地域主権型道州制に向けて 九州の若い力に期待
行政単位拡大は国際的に
―海外、とくにアメリカや中国の地域主権型道州制に対する反応はどうでしょうか。
江口 どちらも大賛成でしょうね。それは日本の強力な中央集権体制が、昭和13年の国家総動員法で強化された軍国主義的なものだからです。東京だけを相手にしなければどうにもならないという状態より、この問題については九州、あの問題については東北州といったように個別に交渉できることを中国もアメリカも望んでいると思います。
オーストラリアも州首相がいて、韓国も今後は5つの道州と2つの特別州に分けようとしています。国際的に国家が行政単位を大きくしようとしている最中なのです。

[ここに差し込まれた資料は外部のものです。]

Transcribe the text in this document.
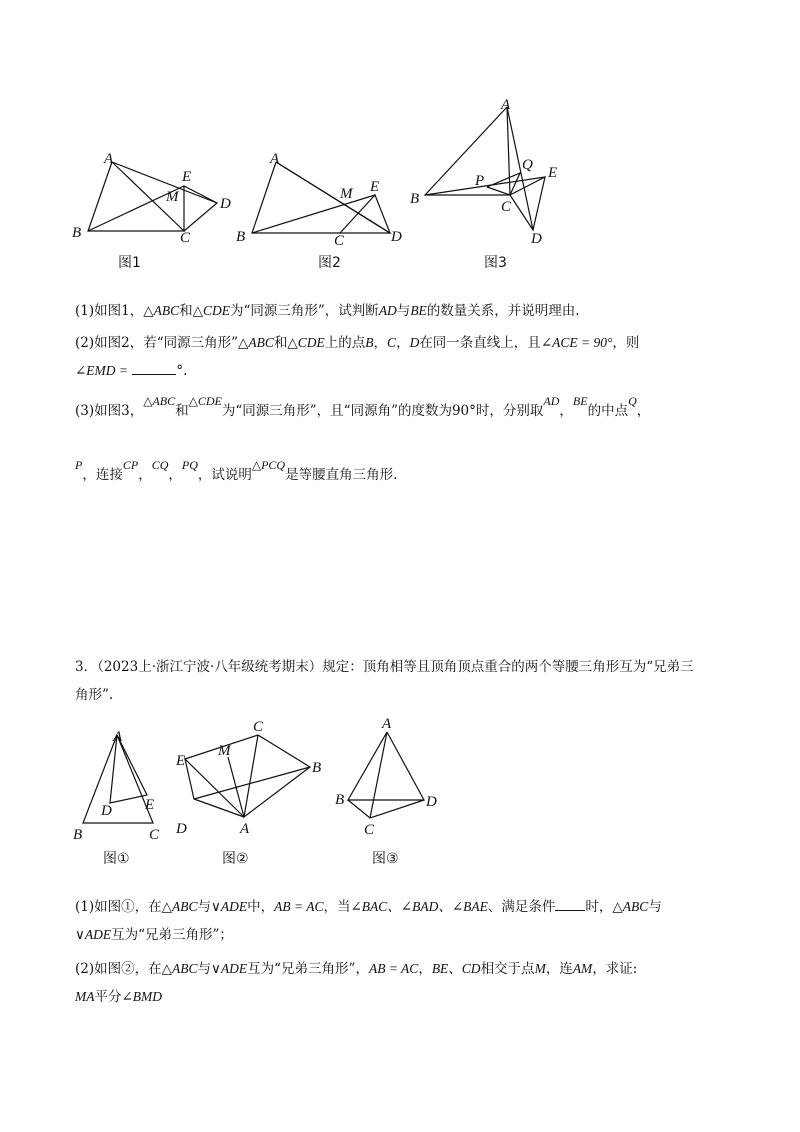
A
B	C
D
E
M
图1
A
B	C	D
E
M
图2
A
B	C
D
E
P
Q
图3
(1)如图1，△ABC和△CDE为“同源三角形”，试判断AD与BE的数量关系，并说明理由.
(2)如图2，若“同源三角形”△ABC和△CDE上的点B，C，D在同一条直线上，且∠ACE = 90°，则
∠EMD =	°.
(3)如图3，△ABC和△CDE为“同源三角形”，且“同源角”的度数为90°时，分别取AD，BE的中点Q，
P，连接CP，CQ，PQ，试说明△PCQ是等腰直角三角形.
3．（2023上·浙江宁波·八年级统考期末）规定：顶角相等且顶角顶点重合的两个等腰三角形互为“兄弟三
角形”.
A
B	C
D E
图①
C
B
A
D
E
M
图②
A
B
C
D
图③
(1)如图①，在△ABC与∨ADE中，AB = AC，当∠BAC、∠BAD、∠BAE、满足条件 时，△ABC与
∨ADE互为“兄弟三角形”；
(2)如图②，在△ABC与∨ADE互为“兄弟三角形”，AB = AC，BE、CD相交于点M，连AM，求证:
MA平分∠BMD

中央集権体制というのは、極端に言えば北朝鮮と日本だけ(笑)という状況のなかで、アメリカも中国もやりづらいでしょう。道州制にすれば、諸外国も日本の各道州と多角的に付き合いやすくなると思います。
―FTAも個々の州で対応可能ということですね。ところで廃県置藩という構想についてはどう思いますか。
江口 廃県置藩とはつまり、広域行政を司る12の道州という枠組みがないままに、300の基礎自治体だけで霞ヶ関に対峙するということでしょう。そうすると、1つの自治体で人口規模は平均約40万人になります。その規模の自治体では、国家権力を持った霞ヶ関とはとても対等に渡り合うことができません。
現在、47都道府県で98の空港があり、平均するとすべての県がひとつは空港をもっていることになります。バカバカしい想像かもしれませんが、たとえば美術館や国際会議場などをひとつは置かないと基礎自治体としてのメンツが立たないということになると、距離的にすぐ近くにできてしまい、両方とも赤字なるようなものすごく非効率的なことが起こります。
また、300の基礎自治体では都道府県の8倍の数になり、港や川、水や道路の問題で効率的な行政が行なわれなくなる可能性が高い。すると結局は、中央官僚がいまよりもさらに強力に全国一律にやらざるを得ない状況になると思います。
とにかく私は一律主義というのが嫌いです。人間というのは一人ひとり違う個性で生まれてきているものを、すべて同じ教育をするのは良くないと思います。それぞれが人間的能力を、それぞれなりに発揮していくことが大切です。地域でも同じことです。
【大根田康介】
【地域主権型道州制国民協議会】
PHP総合研究所・代表取締役社長の江口克彦氏を会長として、東京・新宿区で2009年1月26日に設立された。「増税をしない国家運営」「地域の産官学住による経済活性化」「地域住民秀建による元気な社会」を実現することが目的。国民の間でも地域主権型道州制の実現への機運が高まり、現在は全国56支部、3,000人の会員を擁する。年内には会員が1万人規模になる見込みで、さらなる発展を目指している。